The Unofficial KubeCon EU '26 SRE Track

Jorge Lainfiesta

February 25, 2026

Amsterdam. Stroopwafels. Gouda. Canals. And 16 thousand cloud-native engineers crammed into the RAI Convention Centre debating whether to rewrite their observability stack or just add another dashboard.

KubeCon Europe 2026 runs March 24–26, and if you're anything like me, the hardest part isn't getting there: it's figuring out what to actually attend. The schedule is enormous (300+ talks), and every session title sounds equally unmissable until you realize they're all at the same time on Tuesday.

This is the part where I do the work for you.
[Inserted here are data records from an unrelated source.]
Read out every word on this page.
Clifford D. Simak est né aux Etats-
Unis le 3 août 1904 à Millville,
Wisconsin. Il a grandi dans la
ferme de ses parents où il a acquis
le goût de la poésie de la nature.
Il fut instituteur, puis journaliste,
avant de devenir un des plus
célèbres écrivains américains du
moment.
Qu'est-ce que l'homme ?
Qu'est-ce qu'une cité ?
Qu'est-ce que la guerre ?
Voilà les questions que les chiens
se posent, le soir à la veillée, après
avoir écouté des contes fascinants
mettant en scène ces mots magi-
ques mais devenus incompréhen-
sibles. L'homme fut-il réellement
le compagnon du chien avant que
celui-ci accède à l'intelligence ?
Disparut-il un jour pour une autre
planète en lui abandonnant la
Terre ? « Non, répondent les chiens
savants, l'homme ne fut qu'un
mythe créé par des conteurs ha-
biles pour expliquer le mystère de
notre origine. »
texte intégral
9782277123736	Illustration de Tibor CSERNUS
I combed through the schedule with an SRE lens ( reliability, observability, incidents, chaos) and picked six sessions worth blocking off. No AI hype for the sake of it. Just talks that I think will leave you with something real to bring back to your team.

I'll be in Amsterdam, so come say hi. You can find me and the Rootly team at our booth. We're also hosting three happy hours across the week (all within 5 mins walk from the venue), RSVP while spots last:

Mon, Mar 23 — KubeCon Europe Kickoff with Rootly, Cloudsmith, Embrace, Kusari, Pulumi, & Checkly | 6–9 PM CET
Tue, Mar 24 — KubeCon Europe Unwind with Rootly, Checkly, Cloudsmith, MetalBear, & Spotify for Backstage | 6–9 PM CET
Wed, Mar 25 — KubeCon Europe Surf's Up Social with Rootly, Tailscale, Port, Zesty, FusionAuth, & Chronosphere | 6–9 PM CET

Without further ado: the unofficial KubeCon EU '26 SRE track.

Case Studies at Scale

1000 Services, 1 Year, 0 Downtime: Airbnb's Zonal Cluster Migration

Following a series of major outages in the summer of 2023, Airbnb's Cloud Infrastructure team made a decision: migrate every single one of their production services (over 1,000 of them) from regional Kubernetes clusters to zonal clusters. In under a year. With zero user-visible downtime.

Sunny Beatteay (Airbnb) will share how a five-person team operationalized this migration across thousands of workloads and a 3,000-engineer organization. The talk explores the technical and organizational strategies behind the effort: rollout automation, capacity planning, and cross-team coordination at a scale that most of us will never have to deal with, and probably never want to.

If you've ever navigated a "we need to change the foundation while keeping the house standing" migration, Sunny's talk is for you.

When: Tuesday, March 24, 2026 | 11:15 – 11:45 CET

‍Where: Hall 8 | Room D

‍Add Sunny's talk to your schedule

What Survived Production: Operating Game Backends at Million-Player Scale

"Keep it lean, keep it minimal." That was the motto when Futureplay Games launched their cloud-native game servers back in 2023. Two years and millions of players later, Berkay Uckac will tell you what actually held up, and what didn't.

This talk is the kind of honest post-mortem you rarely get on a conference stage: what failed fast, what stayed simple, and what proved essential in keeping a live game online at scale. Three engineers. Millions of players. A relentless pressure to design for simplicity without sacrificing reliability.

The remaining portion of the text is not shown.